Chris straightened up, coming eye level with the license plate, then he did a double-take. The license plate read RET-7819, but that wasn’t Evan’s license plate, unless Chris remembered it wrong. He slid out his phone, thumbed to the text function, and scanned through the photos. He found the one of Evan’s BMW that he’d just sent to the Rabbi. The license plate was PZR-4720.
Chris pressed redial to call the Rabbi, who picked up after one ring. “Rabbi, I got good news and bad news.”
“What’s the bad news?”
“Don’t you want the good news first? Everybody wants the good news first.”
“Not Jews. We’re tough. Give it to me straight.”
“I found Courtney Wheeler’s husband, Doug Wheeler, murdered in the house, three gunshot wounds to the chest. I tried to revive him but I couldn’t.”
The Rabbi groaned. “Okay, that’s bad news. What’s the good news?”
“I’m looking at Evan’s black BMW, but it doesn’t have the right tag. Evan’s tag is PZR-4720, as in the picture, but now it’s RET-7819.”
“So they switched the plates.”
“Exactly. You need to find the vehicle with Evan’s old tag. My bet is it’s on a van, and you know what I’m thinking.” Chris didn’t elaborate because a local cop was within earshot, unrolling crime-scene tape.
“The van is a bomb on wheels,” the Rabbi answered, finishing the thought.
“Bingo. If you run the plate I’m looking at, it’ll tell you the make and model of the van.”
“And it’ll turn out to be a stolen vehicle.”
“Agree. I think I’m done here. Where’s my ride?”
“In the air, ten minutes away. Where do you want him?”
“The baseball field at the high school, southeast of the main building. That will jerk Alek’s chain.”
“You’re enjoying this, aren’t you?”
“Only a little bit. And tell the pilot not to mess up the clay on the baselines. My boys just raked it.”
The Rabbi chuckled. “Don’t push it.”
“Did you learn anything new? Or do I have to do all the work around here?”

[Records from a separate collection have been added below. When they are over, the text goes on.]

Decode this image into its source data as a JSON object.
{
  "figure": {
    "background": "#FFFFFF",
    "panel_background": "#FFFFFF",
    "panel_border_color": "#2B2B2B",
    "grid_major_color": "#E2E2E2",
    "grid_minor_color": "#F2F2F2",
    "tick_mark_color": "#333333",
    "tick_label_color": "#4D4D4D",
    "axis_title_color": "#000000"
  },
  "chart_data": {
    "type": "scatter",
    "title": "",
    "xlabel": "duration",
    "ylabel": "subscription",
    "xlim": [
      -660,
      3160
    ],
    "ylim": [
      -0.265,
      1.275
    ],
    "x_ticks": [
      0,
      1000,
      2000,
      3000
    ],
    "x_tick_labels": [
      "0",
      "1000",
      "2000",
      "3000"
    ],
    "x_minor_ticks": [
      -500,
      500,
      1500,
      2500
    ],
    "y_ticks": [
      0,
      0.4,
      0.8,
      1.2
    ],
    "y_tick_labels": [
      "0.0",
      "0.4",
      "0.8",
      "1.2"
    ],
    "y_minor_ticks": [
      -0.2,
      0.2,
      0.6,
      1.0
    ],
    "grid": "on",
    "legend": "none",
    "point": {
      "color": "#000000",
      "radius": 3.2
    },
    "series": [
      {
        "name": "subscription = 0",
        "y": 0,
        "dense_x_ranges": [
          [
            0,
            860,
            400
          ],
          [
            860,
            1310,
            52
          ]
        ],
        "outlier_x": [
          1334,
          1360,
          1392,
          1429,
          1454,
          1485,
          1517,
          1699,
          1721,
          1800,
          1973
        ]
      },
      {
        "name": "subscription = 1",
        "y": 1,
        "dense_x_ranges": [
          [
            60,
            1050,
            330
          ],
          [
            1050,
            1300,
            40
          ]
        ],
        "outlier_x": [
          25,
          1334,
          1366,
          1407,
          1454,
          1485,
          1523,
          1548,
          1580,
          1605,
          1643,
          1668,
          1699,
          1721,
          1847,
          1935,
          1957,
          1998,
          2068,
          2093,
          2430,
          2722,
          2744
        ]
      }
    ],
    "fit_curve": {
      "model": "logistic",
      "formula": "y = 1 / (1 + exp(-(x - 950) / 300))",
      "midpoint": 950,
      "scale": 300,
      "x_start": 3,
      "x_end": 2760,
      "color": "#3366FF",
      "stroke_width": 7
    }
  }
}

“We’re on our way to the farmstead now. Evidently the Shank family is well-known to the locals. Everybody knows everybody up here.”
“Tell me what you got.”
“The mother died a long time ago, and father about six months ago, heart attack. Two older sons, David and Jim, both barroom brawlers. The Shank brothers, everybody calls them. No neo-Nazi, biker, Christian Identity, or alt-right affiliations. No college degree, no criminal record. Anti-frackers. Write letters to the editor of the local paper. Go to the rallies. Courtney is the only one who graduated college, the youngest of three. She’s the one who got away.”
“Good to know.” Chris noticed Officer Dunleavy returning with a crowbar. “I’m about to break into the BMW to make sure there’s nothing in the trunk.”
“Attaboy. Stay in touch.”
“Will do. Good-bye.” Chris hung up, and Officer Dunleavy reached him, extending the crowbar.
“Special Agent, you want to do the honors?”
“No, have at it. The anti-theft system is going to give you a headache.”
“All in a day’s work.” Officer Dunleavy wedged the crowbar under the lid of the trunk, pressed down, and popped the lid. The car alarm went off instantly, beeping in a night already abuzz with activity. Neighbors lined the sidewalk, watching, talking, and smoking cigarettes.
Officer Dunleavy pulled a flashlight from his utility belt and shined it inside the trunk, and Chris looked. There was nothing inside but a baseball glove and a blue Musketeers ball cap.